In Microcosm of Sand, the geologist and writer evokes the entire universe

The word “sand”, like the words “rock” and “dirt”, is a word one picks up very early in childhood. Sand, rock, and dirt are ubiquitous materials, the building blocks of our planet. We are faced with them early in life and life requires us to know what they are.

Perhaps the most interesting of the three for young people is sand because it is hard and yet it can flow like water, it is hard and soft, static but mobile. Sand, say the encyclopedias, is a “natural granular material composed of rock and finely divided mineral particles.” Even those who have not studied sand know that it comes in a variety of colors and initial degrees of granularity, ranging from the talcum powder fineness of orange Saharan sand to the much grittier varieties derived from crushed coral that They are so frequent on the beaches of the world.

And now at last comes a book devoted entirely to sand, an extraordinary and delightful exploration of this strange corner of the mineral world.

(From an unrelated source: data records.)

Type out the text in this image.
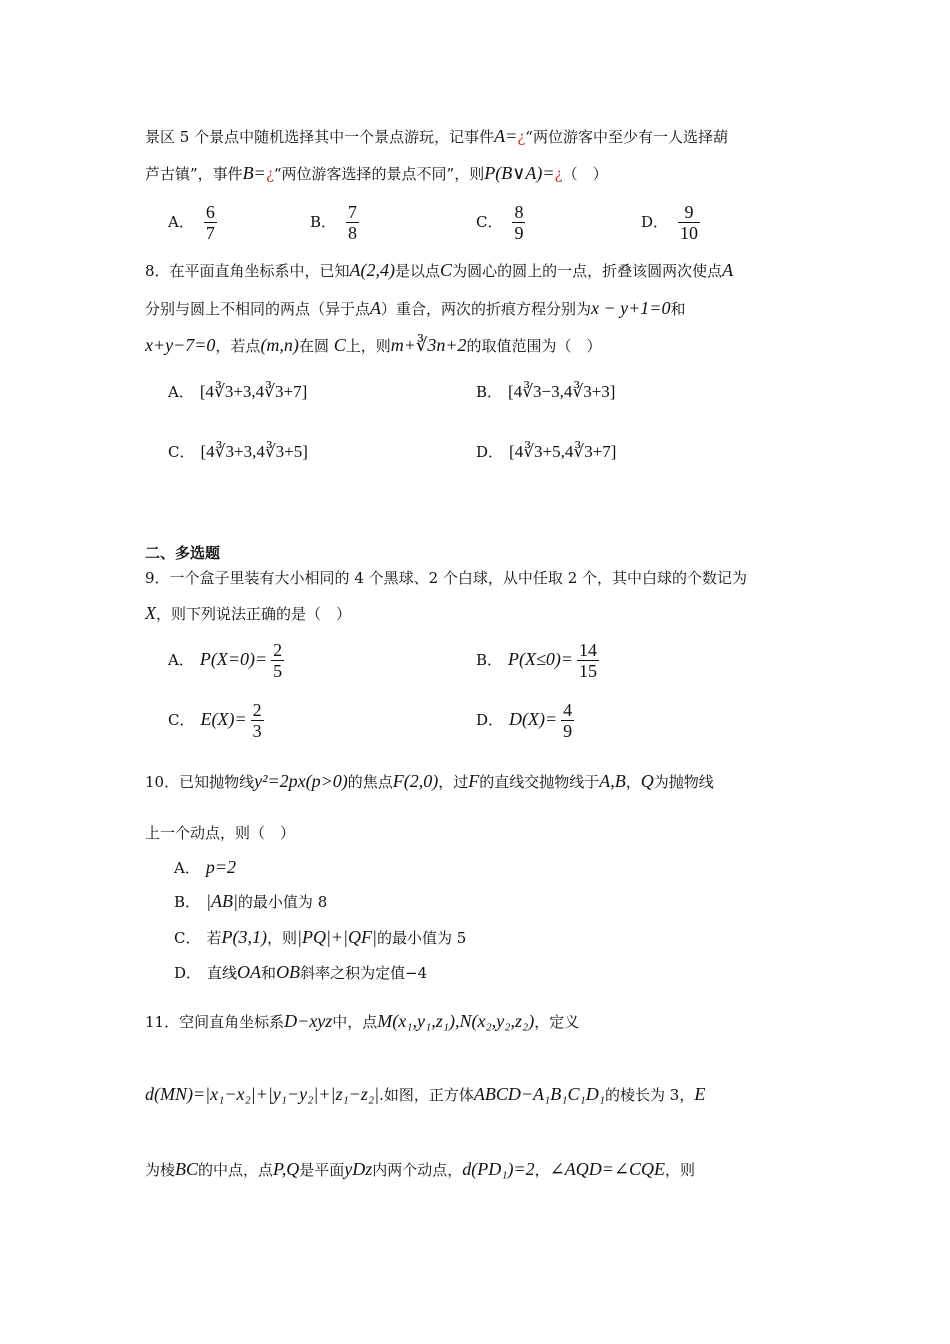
景区 5 个景点中随机选择其中一个景点游玩，记事件A=¿“两位游客中至少有一人选择葫
芦古镇”，事件B=¿“两位游客选择的景点不同”，则P(B∨A)=¿（　）
A． $\frac{6}{7}$	B． $\frac{7}{8}$	C． $\frac{8}{9}$	D． $\frac{9}{10}$
8．在平面直角坐标系中，已知A(2,4)是以点C为圆心的圆上的一点，折叠该圆两次使点A
分别与圆上不相同的两点（异于点A）重合，两次的折痕方程分别为x − y+1=0和
x+y−7=0，若点(m,n)在圆 C上，则m+∛3n+2的取值范围为（　）
A． [4∛3+3,4∛3+7]	B． [4∛3−3,4∛3+3]
C． [4∛3+3,4∛3+5]	D． [4∛3+5,4∛3+7]
二、多选题
9．一个盒子里装有大小相同的 4 个黑球、2 个白球，从中任取 2 个，其中白球的个数记为
X，则下列说法正确的是（　）
A． $P(X=0)= \frac{2}{5}$	B． $P(X\le 0)= \frac{14}{15}$
C． $E(X)= \frac{2}{3}$	D． $D(X)= \frac{4}{9}$
10．已知抛物线y²=2px(p>0)的焦点F(2,0)，过F的直线交抛物线于A,B，Q为抛物线
上一个动点，则（　）
A． p=2
B． |AB|的最小值为 8
C． 若P(3,1)，则|PQ|+|QF|的最小值为 5
D． 直线OA和OB斜率之积为定值−4
11．空间直角坐标系D−xyz中，点M(x₁,y₁,z₁),N(x₂,y₂,z₂)，定义
d(MN)=|x₁−x₂|+|y₁−y₂|+|z₁−z₂|.如图，正方体ABCD−A₁B₁C₁D₁的棱长为 3，E
为棱BC的中点，点P,Q是平面yDz内两个动点，d(PD₁)=2，∠AQD=∠CQE，则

Is Arena: The Neverending Story by British geologist Michael Welland, a masterful evocation of a long-forgotten and yet remarkable and ubiquitous basic substance of our world.

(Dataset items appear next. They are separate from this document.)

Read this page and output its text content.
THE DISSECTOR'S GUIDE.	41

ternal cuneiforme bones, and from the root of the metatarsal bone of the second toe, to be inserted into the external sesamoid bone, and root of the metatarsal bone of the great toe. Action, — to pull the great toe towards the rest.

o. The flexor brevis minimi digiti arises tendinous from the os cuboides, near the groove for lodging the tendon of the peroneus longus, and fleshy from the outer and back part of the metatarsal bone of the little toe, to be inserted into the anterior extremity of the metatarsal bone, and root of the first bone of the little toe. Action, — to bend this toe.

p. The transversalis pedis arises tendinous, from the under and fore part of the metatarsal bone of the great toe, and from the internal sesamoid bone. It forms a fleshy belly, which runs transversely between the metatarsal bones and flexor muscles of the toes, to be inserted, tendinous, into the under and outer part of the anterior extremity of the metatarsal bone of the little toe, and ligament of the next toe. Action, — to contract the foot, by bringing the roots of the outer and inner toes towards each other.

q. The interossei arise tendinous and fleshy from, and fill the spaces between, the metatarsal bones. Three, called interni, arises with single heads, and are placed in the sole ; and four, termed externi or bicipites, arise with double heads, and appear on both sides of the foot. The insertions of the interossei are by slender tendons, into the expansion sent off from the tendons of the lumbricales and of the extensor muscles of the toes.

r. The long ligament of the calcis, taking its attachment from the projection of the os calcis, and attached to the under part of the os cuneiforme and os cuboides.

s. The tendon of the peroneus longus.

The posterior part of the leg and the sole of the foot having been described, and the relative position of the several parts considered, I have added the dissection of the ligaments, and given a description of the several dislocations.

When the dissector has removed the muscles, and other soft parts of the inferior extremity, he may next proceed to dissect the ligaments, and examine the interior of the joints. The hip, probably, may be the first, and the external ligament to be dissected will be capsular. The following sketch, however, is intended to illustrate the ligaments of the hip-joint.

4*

From individual grains seen in minute structural detail under a microscope to the vast desert dunes that form like ocean waves in stretches of the Sahara desert that can be seen from space, from the bottom of the world’s oceans to the landscapes of our neighboring Mars, from billions of years in the past to a future that stretches to infinity. Arena: The Neverending Story It is an amazing narrative that spans the entire universe in which we live, because virtually everywhere in that universe is this matter, this sand, one of nature’s humblest and yet most powerful and ubiquitous materials.

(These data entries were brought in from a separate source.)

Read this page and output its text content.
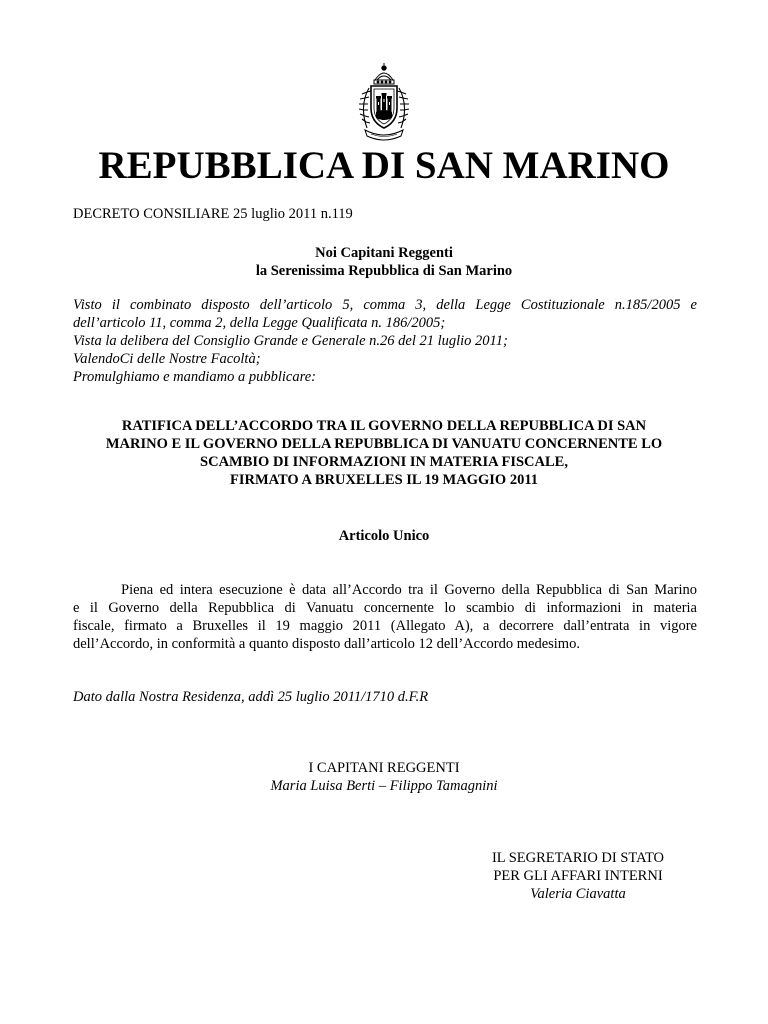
REPUBBLICA DI SAN MARINO
DECRETO CONSILIARE 25 luglio 2011 n.119
Noi Capitani Reggenti
la Serenissima Repubblica di San Marino
Visto il combinato disposto dell’articolo 5, comma 3, della Legge Costituzionale n.185/2005 e
dell’articolo 11, comma 2, della Legge Qualificata n. 186/2005;
Vista la delibera del Consiglio Grande e Generale n.26 del 21 luglio 2011;
ValendoCi delle Nostre Facoltà;
Promulghiamo e mandiamo a pubblicare:
RATIFICA DELL’ACCORDO TRA IL GOVERNO DELLA REPUBBLICA DI SAN
MARINO E IL GOVERNO DELLA REPUBBLICA DI VANUATU CONCERNENTE LO
SCAMBIO DI INFORMAZIONI IN MATERIA FISCALE,
FIRMATO A BRUXELLES IL 19 MAGGIO 2011
Articolo Unico
Piena ed intera esecuzione è data all’Accordo tra il Governo della Repubblica di San Marino
e il Governo della Repubblica di Vanuatu concernente lo scambio di informazioni in materia
fiscale, firmato a Bruxelles il 19 maggio 2011 (Allegato A), a decorrere dall’entrata in vigore
dell’Accordo, in conformità a quanto disposto dall’articolo 12 dell’Accordo medesimo.
Dato dalla Nostra Residenza, addì 25 luglio 2011/1710 d.F.R
I CAPITANI REGGENTI
Maria Luisa Berti – Filippo Tamagnini
IL SEGRETARIO DI STATO
PER GLI AFFARI INTERNI
Valeria Ciavatta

Although this is a book by a professional scientist with a PhD from Cambridge, the story is told with a dramatic sense of language and a narrative that is more reminiscent of fiction and film. Welland is a gifted writer. sand examines the science of sand, including the physics of granular materials in general, and yet the focus is always on the human context of sand, sand as a material we use every day. That, in the end, is what gives meaning to the arena in our human world. Interwoven with tales of scientists, sculptors, navigators, the story of the sand is at once a story of environmental construction and a story of environmental collapse, an adventure that goes back to the beginnings of our planet as a place of solid materials but a tale that also encompasses the mundane realities of a child’s backyard sandbox today. That’s because the sand is all around us. Sand is a component of almost everything: it has made possible our computers, buildings and window panes, toothpaste, cosmetics, and paper, and has played dramatic roles in human history, commerce, and the imagination. It is a component of concrete and is an artifact of the elements. Given enough time, the Rocky Mountains will turn to sand; in fact, the Alleghenies already have. Welland shows us that we can find the world in a grain of sand.

Although he is undoubtedly first and foremost a professional scientist, no one is more fun to listen to as a writer of narrative nonfiction than Michael Welland. he is born storyteller who could easily have become a pulp fiction writer (or British pub owner!) had he not chosen the higher calling of studying rock. His narrative flows with the ease and grace of the best creative nonfiction, adapting many of the storytelling techniques more typically associated with novels.

Your scientific colleagues have recognized the power of this book.. Arena: The Neverending Story he won the prestigious John Burroughs Medal in 2010 for that year’s best book on natural history (an honor Welland shares with Rachel Carson, Joseph Wood Krutch, John McPhee, and other natural history luminaries dating back to 1926).

Michael Welland has written an extraordinary book, perhaps even a timeless book that non-scientists can enjoy as much as professional geologists. Welland, who spent many years practicing geology in the United States, now lives in London with his wife and his family, where he is CEO of Orogen, a geological consulting firm he founded, and a member of the Geological Society. .

Arena: The Neverending Story360 pages, it is available in hardcover and paperback from The University of California Press.